亜季はその場にいなかったけど、夏美が嬉しそうに冬斗のことを話しているのがすぐに思い浮かぶ。
きっと自慢げに話していたのだろう。
何と言ったって、自慢の息子なのだから。
だが医師はうん? と眉根をひそめた。
「おや、お兄さんがいらしたんですか? いえ、お母様はいつもあなたのことを話していましたよ。『いつも一生懸命勉強を頑張っている』と」
「え……そんな……!」
そんな、の次は言葉続がない。
自分の身が病魔に蝕まれているというのに、お母さんは……!
ずっとあたしなんかを!
亜季は内心で首を横に振る。
自分勝手に背負い込んだ?
何を言っている。
自分勝手に、お母さんを傷つけてきたのは、あたしじゃないか!
あたしが一生懸命勉強してると本当に信じ込んで、お母さんは病気のことを隠していたんじゃないか! あたしの勉強の妨げにならないように! あたしが勉強にちゃんと集中できるように!
それなのにあたしは!
お母さんの気も全然知らないで!
勉強を怠けて!
変な意地を張って!
虐げて!
悪口を言って!
あまつさえ、死んで当然だなんて……!
「う、うぅ……っ! あたし……あたし……!」
「……もってあと三日です。
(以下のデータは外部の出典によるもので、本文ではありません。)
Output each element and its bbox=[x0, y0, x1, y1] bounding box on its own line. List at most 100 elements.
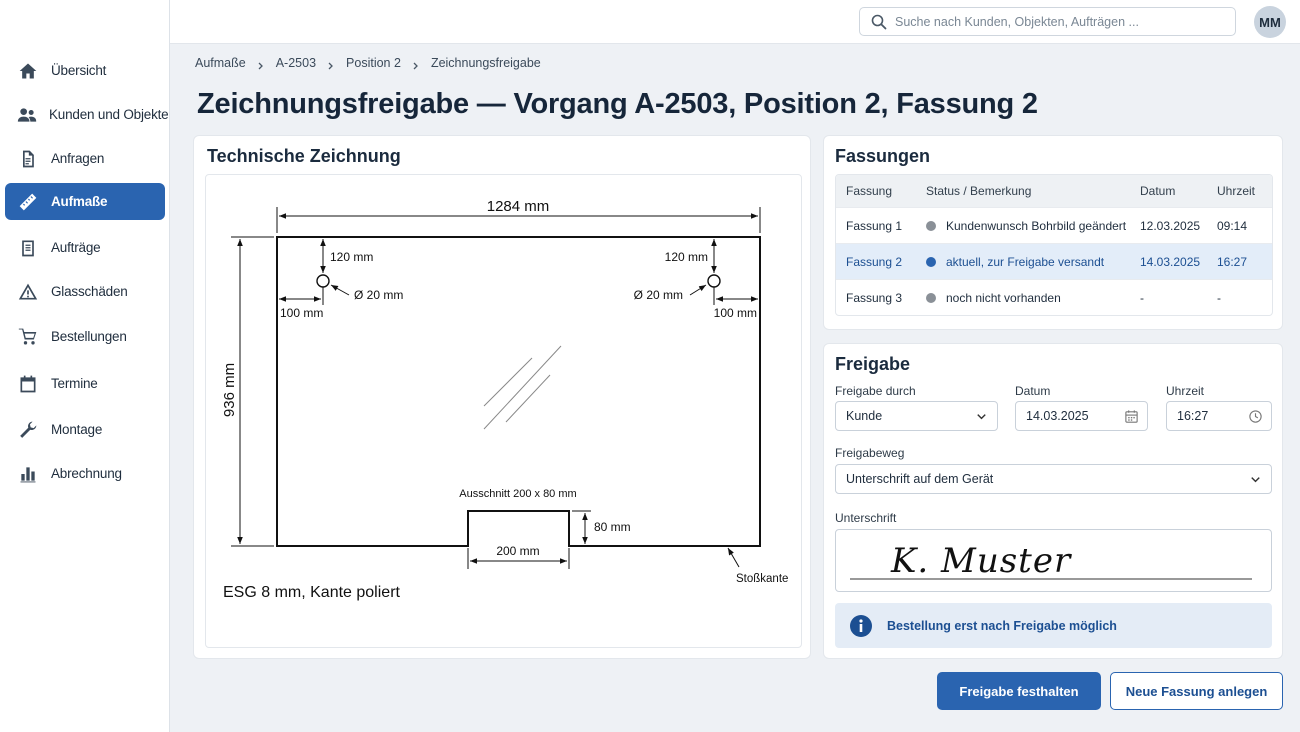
width-dimension-label: 1284 mm bbox=[487, 198, 550, 215]
sidebar-item-bestellungen[interactable]: Bestellungen bbox=[5, 318, 165, 355]
cutout-height-label: 80 mm bbox=[594, 520, 631, 534]
drawing-card-title: Technische Zeichnung bbox=[207, 146, 401, 166]
info-box: Bestellung erst nach Freigabe möglich bbox=[835, 603, 1272, 648]
sidebar-item-abrechnung[interactable]: Abrechnung bbox=[5, 455, 165, 492]
new-version-button[interactable]: Neue Fassung anlegen bbox=[1110, 672, 1283, 710]
time-field[interactable]: 16:27 bbox=[1166, 401, 1272, 431]
breadcrumb-item[interactable]: Position 2 bbox=[346, 56, 401, 70]
search-input[interactable] bbox=[895, 14, 1215, 29]
info-text: Bestellung erst nach Freigabe möglich bbox=[887, 618, 1117, 633]
time-cell: 09:14 bbox=[1217, 218, 1248, 233]
approved-by-label: Freigabe durch bbox=[835, 384, 916, 398]
date-cell: - bbox=[1140, 290, 1144, 305]
signature-pad[interactable]: K. Muster bbox=[835, 529, 1272, 592]
approval-method-select[interactable]: Unterschrift auf dem Gerät bbox=[835, 464, 1272, 494]
status-cell: Kundenwunsch Bohrbild geändert bbox=[946, 218, 1127, 233]
status-cell: noch nicht vorhanden bbox=[946, 290, 1061, 305]
time-value: 16:27 bbox=[1177, 409, 1209, 423]
status-dot bbox=[926, 256, 936, 267]
home-icon bbox=[17, 60, 39, 82]
version-cell: Fassung 3 bbox=[846, 290, 903, 305]
hole-left-side-label: 100 mm bbox=[280, 306, 323, 320]
drawing-card: Technische Zeichnung 1284 mm 936 mm 120 … bbox=[193, 135, 811, 659]
table-row[interactable]: Fassung 3 noch nicht vorhanden - - bbox=[836, 279, 1272, 315]
hole-right bbox=[707, 274, 721, 288]
breadcrumb: Aufmaße A-2503 Position 2 Zeichnungsfrei… bbox=[195, 56, 541, 70]
calendar-icon bbox=[17, 373, 39, 395]
hole-left-top-label: 120 mm bbox=[330, 250, 373, 264]
hole-right-side-label: 100 mm bbox=[714, 306, 757, 320]
version-cell: Fassung 1 bbox=[846, 218, 903, 233]
time-label: Uhrzeit bbox=[1166, 384, 1205, 398]
sidebar-item-auftraege[interactable]: Aufträge bbox=[5, 229, 165, 266]
date-value: 14.03.2025 bbox=[1026, 409, 1089, 423]
hole-right-top-label: 120 mm bbox=[665, 250, 708, 264]
clipboard-icon bbox=[17, 237, 39, 259]
sidebar-item-label: Termine bbox=[51, 376, 98, 391]
chevron-right-icon bbox=[412, 59, 420, 70]
sidebar-item-label: Montage bbox=[51, 422, 103, 437]
date-label: Datum bbox=[1015, 384, 1051, 398]
save-approval-button[interactable]: Freigabe festhalten bbox=[937, 672, 1101, 710]
clock-icon[interactable] bbox=[1248, 409, 1263, 424]
sidebar-item-label: Übersicht bbox=[51, 63, 107, 78]
column-header: Uhrzeit bbox=[1217, 184, 1256, 198]
date-field[interactable]: 14.03.2025 bbox=[1015, 401, 1148, 431]
approved-by-value: Kunde bbox=[846, 409, 883, 423]
sidebar-item-kunden[interactable]: Kunden und Objekte bbox=[5, 96, 169, 133]
chevron-down-icon bbox=[977, 414, 986, 420]
avatar[interactable]: MM bbox=[1254, 6, 1286, 38]
hole-left bbox=[316, 274, 330, 288]
height-dimension-label: 936 mm bbox=[221, 363, 238, 417]
column-header: Fassung bbox=[846, 184, 893, 198]
sidebar-item-label: Abrechnung bbox=[51, 466, 122, 481]
cutout-width-label: 200 mm bbox=[496, 544, 539, 558]
sidebar-item-glasschaeden[interactable]: Glasschäden bbox=[5, 273, 165, 310]
hole-right-diameter-label: Ø 20 mm bbox=[634, 288, 683, 302]
table-row[interactable]: Fassung 1 Kundenwunsch Bohrbild geändert… bbox=[836, 207, 1272, 243]
users-icon bbox=[17, 104, 37, 126]
date-cell: 12.03.2025 bbox=[1140, 218, 1201, 233]
approval-method-value: Unterschrift auf dem Gerät bbox=[846, 472, 994, 486]
table-row-selected[interactable]: Fassung 2 aktuell, zur Freigabe versandt… bbox=[836, 243, 1272, 279]
topbar: MM bbox=[170, 0, 1300, 44]
versions-table: Fassung Status / Bemerkung Datum Uhrzeit… bbox=[835, 174, 1273, 316]
status-dot bbox=[926, 292, 936, 303]
sidebar-item-anfragen[interactable]: Anfragen bbox=[5, 140, 165, 177]
search-icon bbox=[871, 14, 887, 29]
status-cell: aktuell, zur Freigabe versandt bbox=[946, 254, 1105, 269]
sidebar-item-montage[interactable]: Montage bbox=[5, 411, 165, 448]
sidebar-item-label: Anfragen bbox=[51, 151, 105, 166]
material-label: ESG 8 mm, Kante poliert bbox=[223, 584, 401, 601]
sidebar-item-label: Glasschäden bbox=[51, 284, 128, 299]
breadcrumb-item[interactable]: Aufmaße bbox=[195, 56, 246, 70]
approval-card: Freigabe Freigabe durch Kunde Datum 14.0… bbox=[823, 343, 1283, 659]
chevron-right-icon bbox=[257, 59, 265, 70]
breadcrumb-item-current: Zeichnungsfreigabe bbox=[430, 56, 541, 70]
sidebar-item-label: Aufträge bbox=[51, 240, 101, 255]
document-icon bbox=[17, 148, 39, 170]
sidebar-item-aufmasse[interactable]: Aufmaße bbox=[5, 183, 165, 220]
approved-by-select[interactable]: Kunde bbox=[835, 401, 998, 431]
bar-chart-icon bbox=[17, 463, 39, 485]
status-dot bbox=[926, 220, 936, 231]
sidebar-item-termine[interactable]: Termine bbox=[5, 365, 165, 402]
column-header: Status / Bemerkung bbox=[926, 184, 1032, 198]
search-box[interactable] bbox=[859, 7, 1236, 36]
ruler-icon bbox=[17, 191, 39, 213]
sidebar-item-uebersicht[interactable]: Übersicht bbox=[5, 52, 165, 89]
versions-card: Fassungen Fassung Status / Bemerkung Dat… bbox=[823, 135, 1283, 330]
signature-drawing: K. Muster bbox=[850, 541, 1252, 581]
drawing-canvas: 1284 mm 936 mm 120 mm 120 mm Ø 20 mm Ø 2… bbox=[221, 198, 788, 601]
sidebar-header bbox=[0, 0, 169, 46]
calendar-icon[interactable] bbox=[1124, 409, 1139, 424]
breadcrumb-item[interactable]: A-2503 bbox=[276, 56, 316, 70]
date-cell: 14.03.2025 bbox=[1140, 254, 1201, 269]
approval-method-label: Freigabeweg bbox=[835, 446, 905, 460]
page-title: Zeichnungsfreigabe — Vorgang A-2503, Pos… bbox=[197, 88, 1038, 120]
time-cell: - bbox=[1217, 290, 1221, 305]
cutout-label: Ausschnitt 200 x 80 mm bbox=[459, 488, 576, 500]
hole-left-diameter-label: Ø 20 mm bbox=[354, 288, 403, 302]
approval-card-title: Freigabe bbox=[835, 354, 911, 374]
sidebar-item-label: Kunden und Objekte bbox=[49, 107, 169, 122]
意識が戻るかどうかは微妙なところですが……残りの時間を有意義に使ってください」
わたしはこれで、と医師は立ち去った。
「まだあたし……お母さんに……謝れてない……!」
亜季は人目を憚らず――涙を滝のように流した。
亜季には、それを止める方法など思いつかなかった。